Set the aluminum pan with the roast on the grate opposite the coals. Open the grill lid vents three-quarters of the way and cover, making sure the vent is above the meat to draw smoke through the grill. Cook, adding about eight briquettes every hour or so to maintain an average temperature of 275°F for three hours. (When I added coals, I also basted the marinade over the roast to ensure moistness.)
Adjust an oven rack to the middle position and heat the oven to 325°F. Wrap the pan holding the roast, being careful not to spill the marinating liquid, with heavy duty aluminum foil to cover completely. Place the pan in the oven and cook until the meat is fork-tender, about 2 hours.
Carefully slide the foil-wrapped pan with the roast into a brown paper bag. Crimp the end shut. Let rest for 1 hour. (I found it easiest to lay the paper bag open on its side and slide the roast in, instead of dropping it downward, then folding the opening up and taping it shut.)
While roast is resting, prepare barbecue sauce. If wanting true South Carolina style barbecue sauce, make the marinade above. If wanting a thicker, tangier sauce with a hot finish, I highly recommend Ina’s barbecue sauce below. It’s a bit of an ingredient dump with 11 of 13 items being from jars and bottles, but with flavors so loud and clamoring for your taste-buds’ attention, you won’t regret it.
Homemade Barbecue Sauce:
1 1/2 cups chopped yellow onion (1 large onion)
1 tablespoon minced garlic (3 cloves)
1/2 cup vegetable oil
1 cup tomato paste (10 ounces)
1 cup apple cider vinegar
1 cup honey
1/2 cup Worcestershire sauce
1 cup Dijon mustard
1/2 cup soy sauce
1 cup hoisin sauce
2 tablespoons chili powder
1 tablespoon ground cumin
1/2 tablespoon crushed red pepper flakes
In a large sauce pan on low heat, saute onions and garlic with the oil until the onions are translucent, about 10 to 15 minutes. Add the rest of the ingredients. Simmer uncovered on low heat for 30 minutes. Use immediately or store in fridge. Makes about 6 cups.

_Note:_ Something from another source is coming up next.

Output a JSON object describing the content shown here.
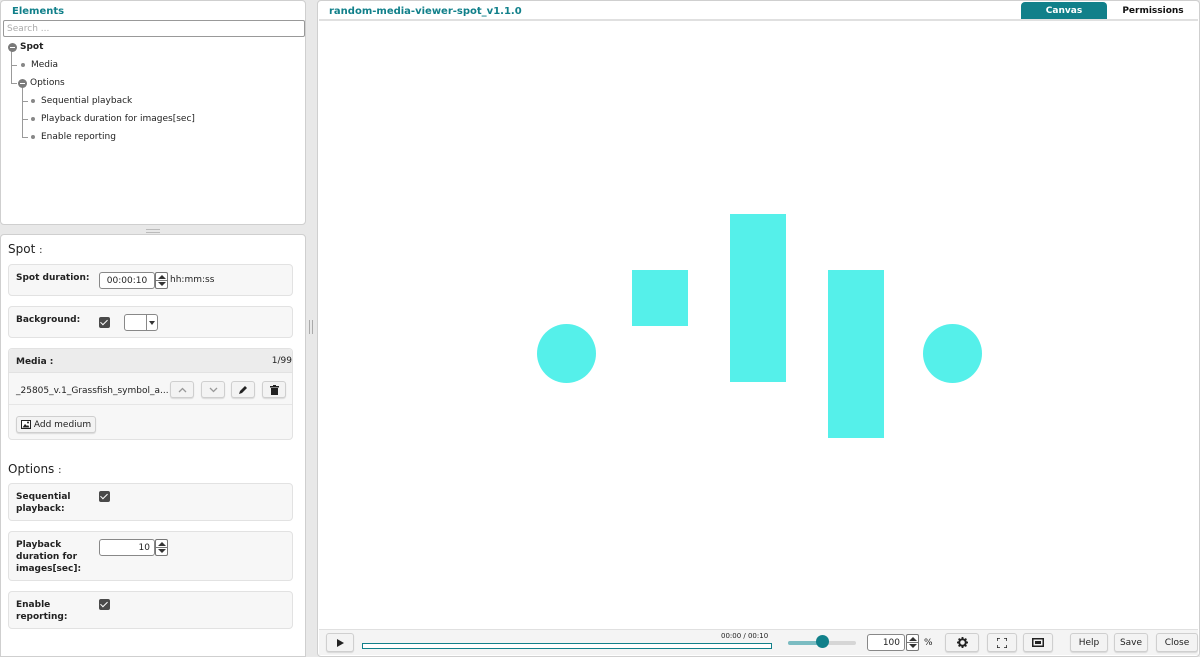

Keeping: This sauce freezes excellently. I made a big batch last fall and froze it, pulling it out for the pulled pork. I re-heated in a sauce pan on low heat until hot.
Once pork has rested, transfer the roast to a carving board and dispose of the marinade liquid and pan. When cool enough to handle, separate the roast into sections, removing fat if desired, and tear the meat into shreds with your fingers (forks work just as well without your fingers getting messy). Place the shredded meat in a large bowl. Toss with 1 cup of the barbecue sauce, adding more to taste. Serve, passing the remaining sauce separately.
















Wow, that is some process. The results look amazing though. I like the idea of coleslaw on hte sandwiches. Thanks for the recipe.
We both went to college in North Carolina, so the vinegar-based pulled pork with cole slaw sammie is what we KNOW! And love. :) You made one that looks irresistible.
Your pictures are amazing,especially the sauce dripping down the side of the pan. We were in Hilton Head last Spring, and had wonderful Bar-B-Q, but yours look just the same. What a long process to produce the Bar-B-Q
That’s quite interesting. Although it’s a long process, it ultimately seems worth the effort.
Yes, South Carolinians are serious about their pulled pork barbecue. Everyone has his own process. I never make it, but I love vinegar-based. I think that’s the Eastern North Carolina method. I enjoyed reading your post about it! It was quite an adventure!!!
…pulled pork looks fabulous…I must try this!
OMG, that looks extremely good! I love pulled porK!